Podman gives this error:
scrun: fatal: Unable to request job allocation: Job cannot be submitted without the current working directory specified.
The slurmctld logs show this error:
_slurm_rpc_allocate_resources: Job cannot be submitted without the current working directory specified.
The scrun command does not appear to have a --chdir option so the working directory must be detected automatically, and this appears to be failing.
Perhaps someone has encountered this or a similar error before? If anyone has seen this before I would love to hear about your experiences.
A bit more detail in case anyone is interested. This is a two-node test system with one head node and one compute node, both running Rocky Linux 8.9. I have created /etc/containers/storage.conf and containers.conf files which are identical to the ones in the SLURM Containers Guide except that I set the rootless_storage_path to the same value as the graphroot in storage.conf. When I get rid of the /etc/containers/containers.conf file I can run containers on the head node.
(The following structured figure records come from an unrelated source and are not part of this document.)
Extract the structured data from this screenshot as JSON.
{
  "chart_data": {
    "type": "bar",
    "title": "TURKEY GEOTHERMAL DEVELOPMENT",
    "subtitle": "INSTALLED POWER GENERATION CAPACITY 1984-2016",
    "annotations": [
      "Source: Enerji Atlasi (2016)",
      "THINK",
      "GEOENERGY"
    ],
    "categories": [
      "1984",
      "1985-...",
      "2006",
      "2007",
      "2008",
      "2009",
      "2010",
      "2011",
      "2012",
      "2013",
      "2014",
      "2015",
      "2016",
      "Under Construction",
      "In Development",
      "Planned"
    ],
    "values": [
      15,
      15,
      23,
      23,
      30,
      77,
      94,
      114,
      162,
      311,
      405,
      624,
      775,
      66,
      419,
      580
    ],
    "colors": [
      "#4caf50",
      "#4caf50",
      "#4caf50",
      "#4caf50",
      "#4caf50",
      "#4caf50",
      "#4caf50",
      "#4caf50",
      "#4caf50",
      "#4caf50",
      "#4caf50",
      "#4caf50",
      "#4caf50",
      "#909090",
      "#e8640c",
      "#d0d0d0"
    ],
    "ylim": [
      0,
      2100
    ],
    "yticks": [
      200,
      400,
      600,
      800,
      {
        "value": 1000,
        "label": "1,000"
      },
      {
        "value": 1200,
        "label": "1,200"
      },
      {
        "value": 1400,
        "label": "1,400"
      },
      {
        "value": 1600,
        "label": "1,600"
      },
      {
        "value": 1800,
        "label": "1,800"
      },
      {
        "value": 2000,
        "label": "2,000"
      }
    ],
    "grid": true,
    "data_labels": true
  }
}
The backing store is ext4, though I have tried NFS (which had other problems). I have tried the vfs and overlay storage drivers but get the same results.
On the SLURM side I created an oci.conf which is the same as the "oci.conf example for crun using run (suggested)" from the SLURM Container Guide. I'm using crun because I have forced cgroup v2 on both systems ( systemd.unified_cgroup_hierarchy=1 on the kernel cmdline) and crun seems to support cgroup v2 better. I am using an scrun.lua which is similar to the one in the scrun manual page with some paths modified for my setup.
I should also mention that sbatch jobs run just fine and srun works as well. the test cluster seems to be working fine in general.